Who Owns Shares? Explaining the Rise in Inequality In the course of the Pandemic

Last year there was a devastating public health crisis, an imploding labor market, a lot of political unrest, and – surprisingly – a roaring stock market.

All in all, it was an expansion of inequality in a nation where economic disparities were already growing.

It boils down to which groups have been hardest hit by the falling parts of the economy and which have benefited the most from rising stock prices.

In the stationary part of the economy, low-wage workers were disproportionately affected by job losses. At the same time, Americans benefited from price gains: both those who own individual stocks in brokerage accounts and those who offer stocks in personal retirement accounts such as mutual fund IRAs or from employers such as 401 (k). s.

But that’s where the inequality set in, according to an analysis of data from the Federal Reserve’s 2019 consumer finance survey. Although the distribution of income in the United States is unequal, it is all the more so for ownership of financial assets in general, and stocks in particular.

The triennial survey collects in-depth financial information from a sample of American “business entities” – we call them families – including income, types of assets they own, and their value.

Analysis of this data shows that in 2019, the top 1 percent of Americans in wealth controlled approximately 38 percent of the value of financial accounts that held stocks. Broaden the focus to the top 10 percent and you’ve found 84 percent of the value of all Wall Street portfolios.

By the broadest definition of Wall Street stake, which encompasses everything from 401 (k) in the workplace to personal IRAs, mutual funds, and retirement stocks, just over half of American families have at least one market-linked financial account while only one in six report direct ownership of stocks. Wealthier people are far more likely to have these accounts than middle-class families, who in turn are far more in the market than working-class or poor families.

And unsurprisingly, the rich are more likely to have larger portfolios.

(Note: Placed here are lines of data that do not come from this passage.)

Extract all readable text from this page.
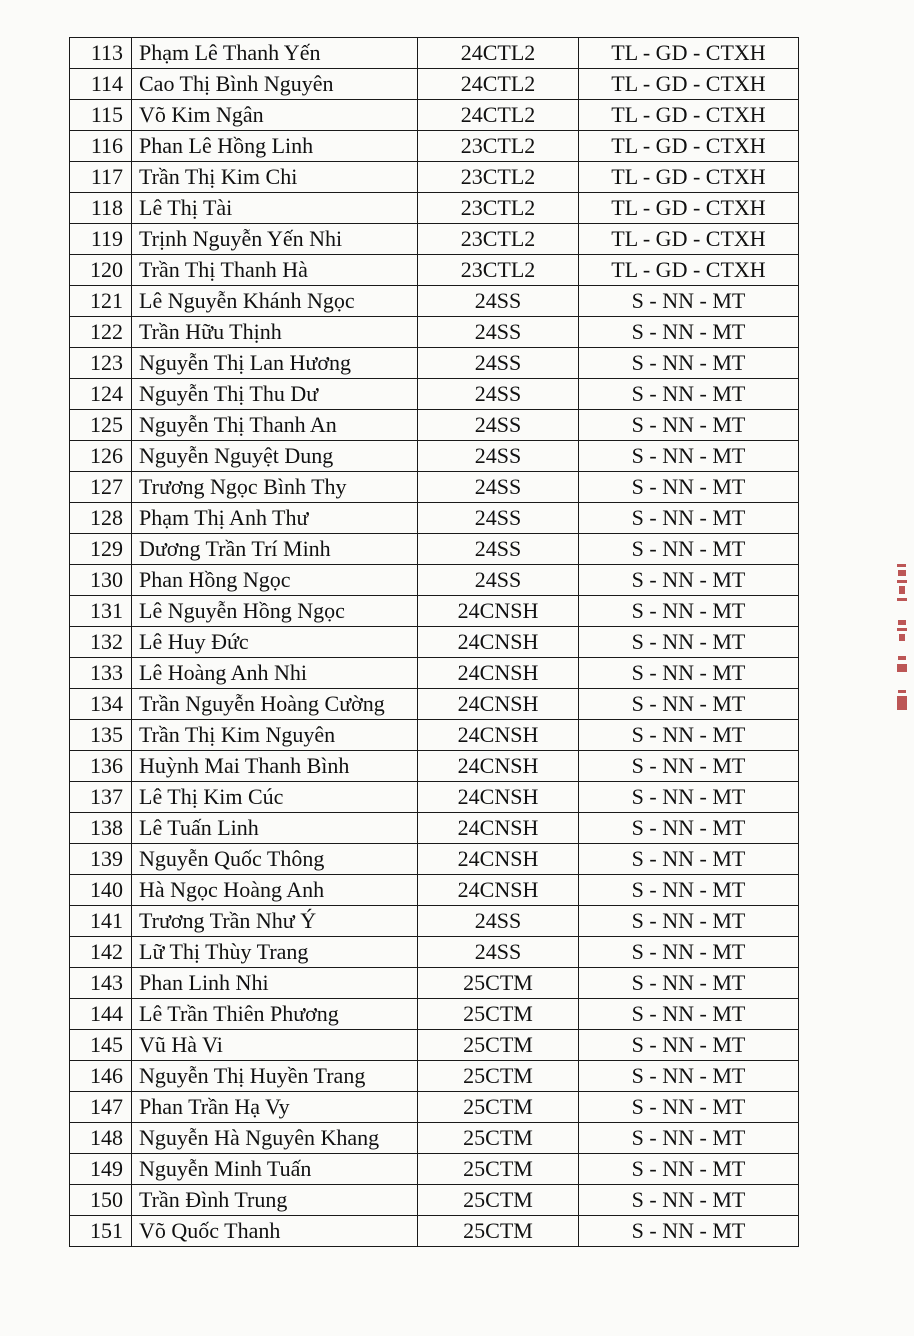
113	Phạm Lê Thanh Yến	24CTL2	TL - GD - CTXH
114	Cao Thị Bình Nguyên	24CTL2	TL - GD - CTXH
115	Võ Kim Ngân	24CTL2	TL - GD - CTXH
116	Phan Lê Hồng Linh	23CTL2	TL - GD - CTXH
117	Trần Thị Kim Chi	23CTL2	TL - GD - CTXH
118	Lê Thị Tài	23CTL2	TL - GD - CTXH
119	Trịnh Nguyễn Yến Nhi	23CTL2	TL - GD - CTXH
120	Trần Thị Thanh Hà	23CTL2	TL - GD - CTXH
121	Lê Nguyễn Khánh Ngọc	24SS	S - NN - MT
122	Trần Hữu Thịnh	24SS	S - NN - MT
123	Nguyễn Thị Lan Hương	24SS	S - NN - MT
124	Nguyễn Thị Thu Dư	24SS	S - NN - MT
125	Nguyễn Thị Thanh An	24SS	S - NN - MT
126	Nguyễn Nguyệt Dung	24SS	S - NN - MT
127	Trương Ngọc Bình Thy	24SS	S - NN - MT
128	Phạm Thị Anh Thư	24SS	S - NN - MT
129	Dương Trần Trí Minh	24SS	S - NN - MT
130	Phan Hồng Ngọc	24SS	S - NN - MT
131	Lê Nguyễn Hồng Ngọc	24CNSH	S - NN - MT
132	Lê Huy Đức	24CNSH	S - NN - MT
133	Lê Hoàng Anh Nhi	24CNSH	S - NN - MT
134	Trần Nguyễn Hoàng Cường	24CNSH	S - NN - MT
135	Trần Thị Kim Nguyên	24CNSH	S - NN - MT
136	Huỳnh Mai Thanh Bình	24CNSH	S - NN - MT
137	Lê Thị Kim Cúc	24CNSH	S - NN - MT
138	Lê Tuấn Linh	24CNSH	S - NN - MT
139	Nguyễn Quốc Thông	24CNSH	S - NN - MT
140	Hà Ngọc Hoàng Anh	24CNSH	S - NN - MT
141	Trương Trần Như Ý	24SS	S - NN - MT
142	Lữ Thị Thùy Trang	24SS	S - NN - MT
143	Phan Linh Nhi	25CTM	S - NN - MT
144	Lê Trần Thiên Phương	25CTM	S - NN - MT
145	Vũ Hà Vi	25CTM	S - NN - MT
146	Nguyễn Thị Huyền Trang	25CTM	S - NN - MT
147	Phan Trần Hạ Vy	25CTM	S - NN - MT
148	Nguyễn Hà Nguyên Khang	25CTM	S - NN - MT
149	Nguyễn Minh Tuấn	25CTM	S - NN - MT
150	Trần Đình Trung	25CTM	S - NN - MT
151	Võ Quốc Thanh	25CTM	S - NN - MT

A paper napkin calculation that assumes that all market players have gained an average of 16 percent of the S&P 500 last year would mean American families fattened their portfolios by $ 4 trillion for the entire last year. But $ 3.4 trillion of that would have gone to just 10 percent of the families, the other 90 percent would have split $ 600 billion.

Beyond the gap between the very rich and the merely affluent, there is also a gap between the affluent and the middle class. Only half of households in the 40th to 49th percentiles of net worth have brokerage or retirement accounts that contain stocks. For households in the 80th to 89th percentile, 84 percent are invested in at least one company.

Additionally, the median portfolio size for households in this middle group was $ 13,000 in 2019, which would have gained about $ 2,000 on last year’s market. The typical family in the wealthier group had $ 170,000 in the market and would have made about $ 27,000 with a similar portfolio.

These wealth inequalities are far greater than the inequality we normally talk about on the income ladder.


Jan. 26, 2021, 8:18 ET

The analysis found that in 2019, 14 percent of individual income went to 1 percent of the richest American households. But that 14-to-1 relationship was nothing compared to other categories.

In addition to controlling 38 percent of the value of stock accounts, the top 1 percent controls 18 percent of the equity of residential real estate, 24 percent of the cash in liquid bank accounts, and 51 percent of the value of accounts that individuals hold directly.

Edward N. Wolff, an economist at NYU, measured economic differences on a scale of 0 to 1 (the Gini coefficient). He says that household income on the 2019 survey scale is 0.57 on the inequality scale, slightly higher than 20 years ago. On the same scale, net wealth inequality is 0.87 compared to 0.83 in the 2001 survey.

The differences go beyond wealth groups. Analysis of the consumer finance survey found that black Americans, who already have a disproportionately low percentage of the country’s income, are even worse off when it comes to assets.

They made up 14 percent of respondents but made up only 8 percent of 2019 income, 5 percent of money in cash, and 2 percent of Wall Street holdings. Even if you remove the top 1 percent – a group that is disproportionately white and controls a disproportionate share of all categories – the African American share of Wall Street equity rises to just 3 percent.

The difference is smaller, but still present, among middle-class households: African Americans made up 13 percent of that group in the survey, earned 11 percent of income, and owned 9 percent of Wall Street stock.

It’s not uncommon for Wall Street to view grim developments as good news. A mass layoff can be viewed as both a devastating human event and a cost-cutting measure to increase profits for the next quarter. In general, however, a bad economy means a bad market – which is why the current situation seems so strange.

Last year, a sharp one month decline was followed by a sharp rebound, despite the fact that the labor market – and everything else in the world – remained deeply uncertain.

By comparison, stock prices fell for about two years around the early 2000s recession. In 2008, at the start of this recession, the S&P 500 slumped for 16 months.

The wealth gap in the United States was already widening in 2020 with the pandemic. Thirty years ago, the top five percent of Americans controlled just over half the nation’s wealth. By last year that number was approaching two-thirds of prosperity, and given the economic development in 2020, it would not be surprising if that threshold were exceeded.